Indeed, Moon is on to the one fallacy of “fumble luck.” You can predict whether the offense or defense will recover depending on how a fumble happens.

In 2012, Chase Stuart of FootballPerspective.com published “The definitive analysis of offensive fumbles.” He grouped all offensive fumbles from 2000-2011 into six categories:

  • QB/center exchange fumbles

  • QB sack fumbles

  • QB fumbles on running plays

  • QB fumbles on non-sack plays behind the line of scrimmage

  • Fumbles on non-QB running plays

  • Fumbles after completed passes

As you might expect, the offense’s chances of retaining possession differed from situation to situation. Only 24.4 percent of the time did the defense recover a botched snap. Conversely, the defense recovered just over 50 percent of the time after a quarterback sack and more than 60 percent of the time after a fumble on a non-quarterback run or after a reception.

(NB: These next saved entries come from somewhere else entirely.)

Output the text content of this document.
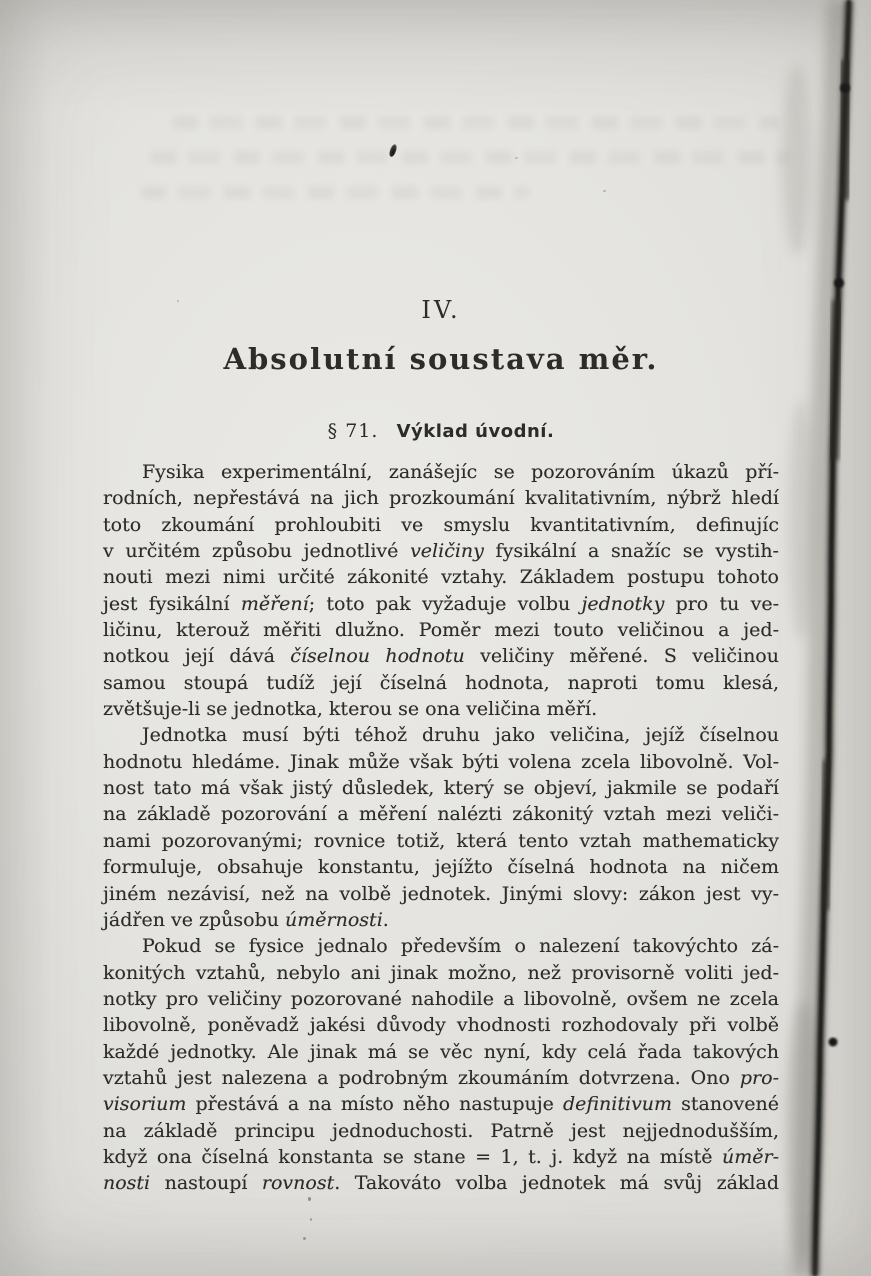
IV.
Absolutní soustava měr.
§ 71. Výklad úvodní.
Fysika experimentální, zanášejíc se pozorováním úkazů pří-
rodních, nepřestává na jich prozkoumání kvalitativním, nýbrž hledí
toto zkoumání prohloubiti ve smyslu kvantitativním, definujíc
v určitém způsobu jednotlivé veličiny fysikální a snažíc se vystih-
nouti mezi nimi určité zákonité vztahy. Základem postupu tohoto
jest fysikální měření; toto pak vyžaduje volbu jednotky pro tu ve-
ličinu, kterouž měřiti dlužno. Poměr mezi touto veličinou a jed-
notkou její dává číselnou hodnotu veličiny měřené. S veličinou
samou stoupá tudíž její číselná hodnota, naproti tomu klesá,
zvětšuje-li se jednotka, kterou se ona veličina měří.
Jednotka musí býti téhož druhu jako veličina, jejíž číselnou
hodnotu hledáme. Jinak může však býti volena zcela libovolně. Vol-
nost tato má však jistý důsledek, který se objeví, jakmile se podaří
na základě pozorování a měření nalézti zákonitý vztah mezi veliči-
nami pozorovanými; rovnice totiž, která tento vztah mathematicky
formuluje, obsahuje konstantu, jejížto číselná hodnota na ničem
jiném nezávisí, než na volbě jednotek. Jinými slovy: zákon jest vy-
jádřen ve způsobu úměrnosti.
Pokud se fysice jednalo především o nalezení takovýchto zá-
konitých vztahů, nebylo ani jinak možno, než provisorně voliti jed-
notky pro veličiny pozorované nahodile a libovolně, ovšem ne zcela
libovolně, poněvadž jakési důvody vhodnosti rozhodovaly při volbě
každé jednotky. Ale jinak má se věc nyní, kdy celá řada takových
vztahů jest nalezena a podrobným zkoumáním dotvrzena. Ono pro-
visorium přestává a na místo něho nastupuje definitivum stanovené
na základě principu jednoduchosti. Patrně jest nejjednodušším,
když ona číselná konstanta se stane = 1, t. j. když na místě úměr-
nosti nastoupí rovnost. Takováto volba jednotek má svůj základ
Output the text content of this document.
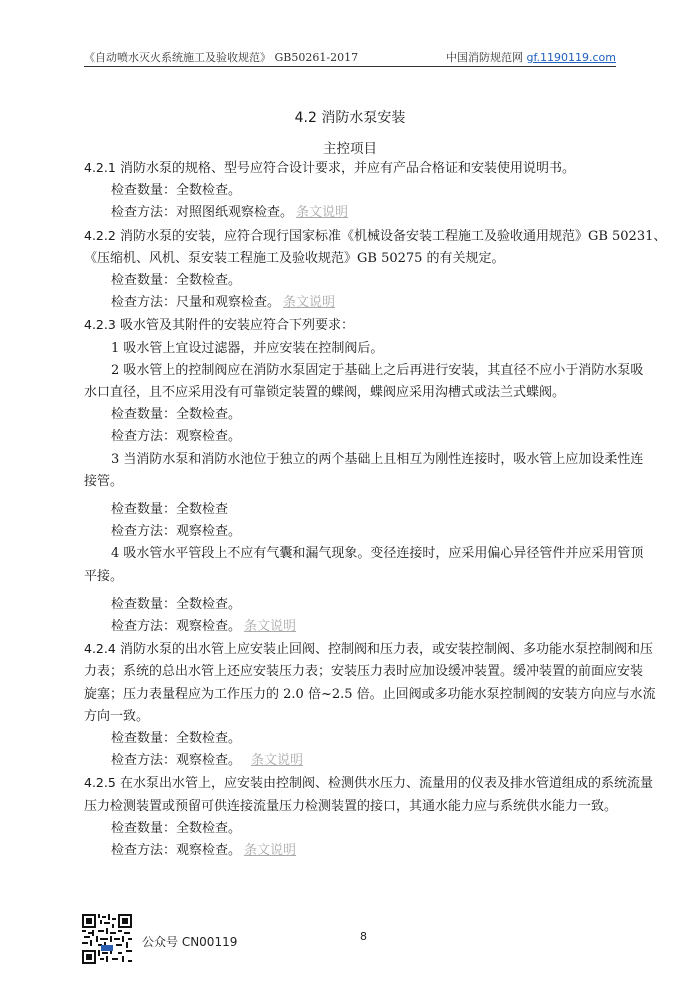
《自动喷水灭火系统施工及验收规范》 GB50261-2017	中国消防规范网 gf.1190119.com
4.2 消防水泵安装
主控项目
4.2.1 消防水泵的规格、型号应符合设计要求，并应有产品合格证和安装使用说明书。
检查数量：全数检查。
检查方法：对照图纸观察检查。 条文说明
4.2.2 消防水泵的安装，应符合现行国家标准《机械设备安装工程施工及验收通用规范》GB 50231、
《压缩机、风机、泵安装工程施工及验收规范》GB 50275 的有关规定。
检查数量：全数检查。
检查方法：尺量和观察检查。 条文说明
4.2.3 吸水管及其附件的安装应符合下列要求：
1 吸水管上宜设过滤器，并应安装在控制阀后。
2 吸水管上的控制阀应在消防水泵固定于基础上之后再进行安装，其直径不应小于消防水泵吸
水口直径，且不应采用没有可靠锁定装置的蝶阀，蝶阀应采用沟槽式或法兰式蝶阀。
检查数量：全数检查。
检查方法：观察检查。
3 当消防水泵和消防水池位于独立的两个基础上且相互为刚性连接时，吸水管上应加设柔性连
接管。
检查数量：全数检查
检查方法：观察检查。
4 吸水管水平管段上不应有气囊和漏气现象。变径连接时，应采用偏心异径管件并应采用管顶
平接。
检查数量：全数检查。
检查方法：观察检查。 条文说明
4.2.4 消防水泵的出水管上应安装止回阀、控制阀和压力表，或安装控制阀、多功能水泵控制阀和压
力表；系统的总出水管上还应安装压力表；安装压力表时应加设缓冲装置。缓冲装置的前面应安装
旋塞；压力表量程应为工作压力的 2.0 倍~2.5 倍。止回阀或多功能水泵控制阀的安装方向应与水流
方向一致。
检查数量：全数检查。
检查方法：观察检查。 条文说明
4.2.5 在水泵出水管上，应安装由控制阀、检测供水压力、流量用的仪表及排水管道组成的系统流量
压力检测装置或预留可供连接流量压力检测装置的接口，其通水能力应与系统供水能力一致。
检查数量：全数检查。
检查方法：观察检查。 条文说明
公众号 CN00119	8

“A receiver fumbling downfield who then has a teammate recover the fumble is a lot luckier,” Stuart concluded, “than a quarterback who fumbles the snap and then recovers it.”

That context helps explain some of the Cardinals’ fumble luck. Six of Arizona’s 12 fumbles have been by Murray, many on botched snaps. On the other hand, the Cardinals' defense has forced seven strip-sack fumbles and dislodged the football once from a running back and three more times after receptions.

So while the Cardinals have benefited from favorable bounces, it would be a stretch to say their 6-0 start is a product of fumble luck. Three of the other top-five teams in fumble recovery rate this season are the Chicago Bears, New York Jets and Seattle Seahawks. Their combined record? 6-11.

The Cardinals are winning because their pass rush is getting home, because their secondary is outperforming expectations, because their receiving depth is taking the pressure off DeAndre Hopkins and because when all else fails they have a quarterback who can make something out of nothing.

After Sunday’s rout of Cleveland, a reporter asked Murray if his four fumbles were going to gnaw at him a little bit.

“Not at all,” Murray responded. “I’m not too worried about it.”

And, hey, maybe he’s right. There’s not much to worry about when you’re lucky enough to recover 18 of 23 fumbles and good enough to take advantage.